The mechanism of distributing charity money is still primitive and traditional in Pakistan. One can recall that in October 2014 around eight to ten dacoits had looted an Edhi centre in Mithadar Karachi and whisked away five kilogrammes of gold and currency worth Rs 20 million (including some foreign currency).
The money is either deposited as charity or as "amanat" at the Edhi centre, which runs the largest ambulance service in Pakistan, besides running old age homes, orphanages, etc. With such a huge network of ambulance operation across Pakistan the management style of Edhi Foundation is quite inclusive in nature.

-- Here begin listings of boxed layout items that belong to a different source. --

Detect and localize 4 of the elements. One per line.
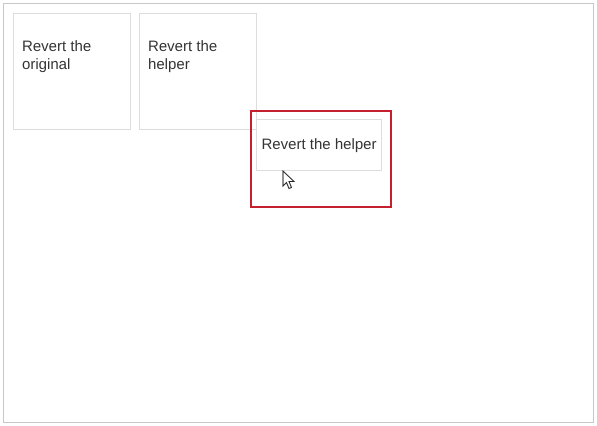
draggable-box[interactable]: Revert the helper (256, 119, 382, 171)
draggable-box[interactable]: Revert the original (13, 13, 131, 130)
cursor-icon (282, 170, 295, 190)
draggable-box[interactable]: Revert the helper (139, 13, 257, 130)
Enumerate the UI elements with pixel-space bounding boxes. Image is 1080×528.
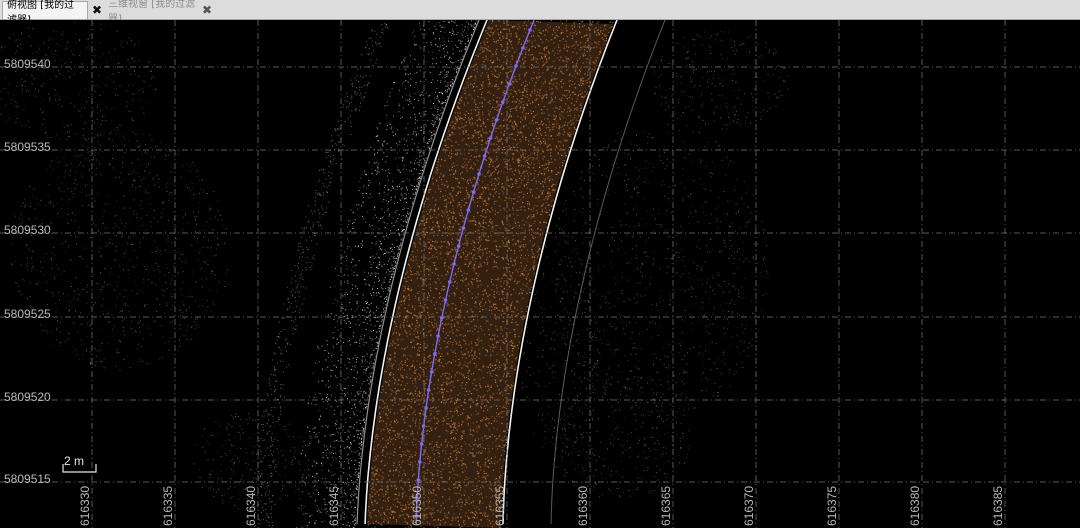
- x-axis-label: 616375: [825, 485, 839, 526]
- close-icon[interactable]: ✖: [90, 2, 104, 18]
- tab-3d-view[interactable]: 三维视窗 [我的过滤器]: [104, 0, 200, 25]
- x-axis-label: 616355: [493, 485, 507, 526]
- road-surface-points: [367, 20, 614, 528]
- y-axis-label: 5809530: [4, 223, 51, 237]
- y-axis-label: 5809520: [4, 390, 51, 404]
- view-tab-bar: 俯视图 [我的过滤器] ✖ 三维视窗 [我的过滤器] ✖: [0, 0, 1080, 26]
- x-axis-label: 616360: [576, 485, 590, 526]
- x-axis-label: 616380: [908, 485, 922, 526]
- x-axis-label: 616370: [742, 485, 756, 526]
- close-icon[interactable]: ✖: [200, 2, 214, 18]
- point-cloud-canvas[interactable]: [0, 20, 1080, 528]
- y-axis-label: 5809515: [4, 472, 51, 486]
- point-cloud-viewport[interactable]: 5809540 5809535 5809530 5809525 5809520 …: [0, 20, 1080, 528]
- y-axis-label: 5809540: [4, 57, 51, 71]
- x-axis-label: 616335: [161, 485, 175, 526]
- x-axis-label: 616340: [244, 485, 258, 526]
- x-axis-label: 616330: [78, 485, 92, 526]
- y-axis-label: 5809525: [4, 307, 51, 321]
- y-axis-label: 5809535: [4, 140, 51, 154]
- x-axis-label: 616345: [327, 485, 341, 526]
- scale-bar-label: 2 m: [64, 454, 85, 468]
- x-axis-label: 616385: [991, 485, 1005, 526]
- x-axis-label: 616365: [659, 485, 673, 526]
- tab-top-view[interactable]: 俯视图 [我的过滤器]: [2, 0, 88, 26]
- x-axis-label: 616350: [410, 485, 424, 526]
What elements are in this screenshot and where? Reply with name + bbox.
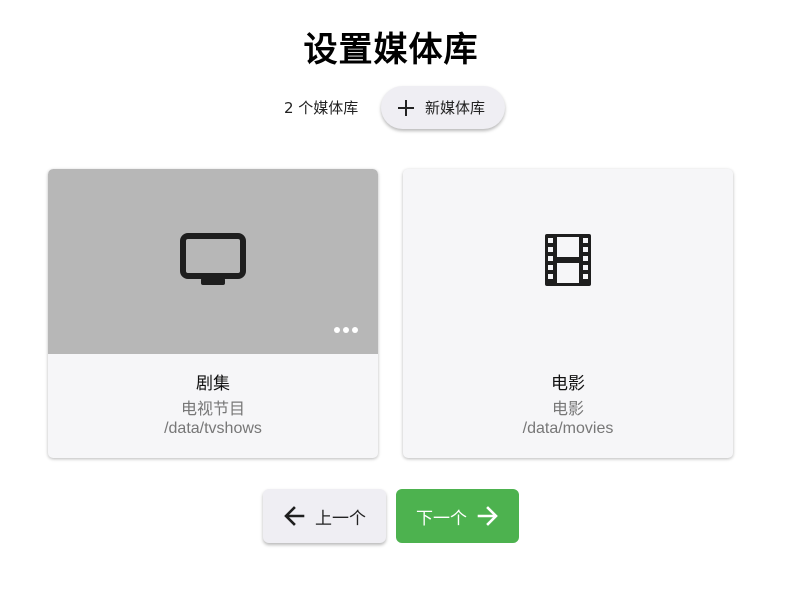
library-card-movies[interactable]: 电影 电影 /data/movies — [403, 169, 733, 458]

Maulana Abdus Sattar Edhi is currently ill and his son Faisal and daughter Kubra Edhi are personally handling all finance related operations of Edhi Foundation.
Similarly, many other organisations in Karachi like Chhipa Welfare Association and Sailani Welfare Trust, Alamgir Welfare Trust are some other organisations doing excellent charity work in Karachi city by not only providing free food and ambulances (by Chhipa) and healthcare support and provision of interest-free loans or equipment to youth for starting their own businesses (by Alamgir).
But no audited accounts of these organisations are available. As against these reputable organisations, some other major organisations like LRBT, The Citizens Foundation, or Shaukat Khanum Memorial Trust manage their audited accounts and the details are available on their websites.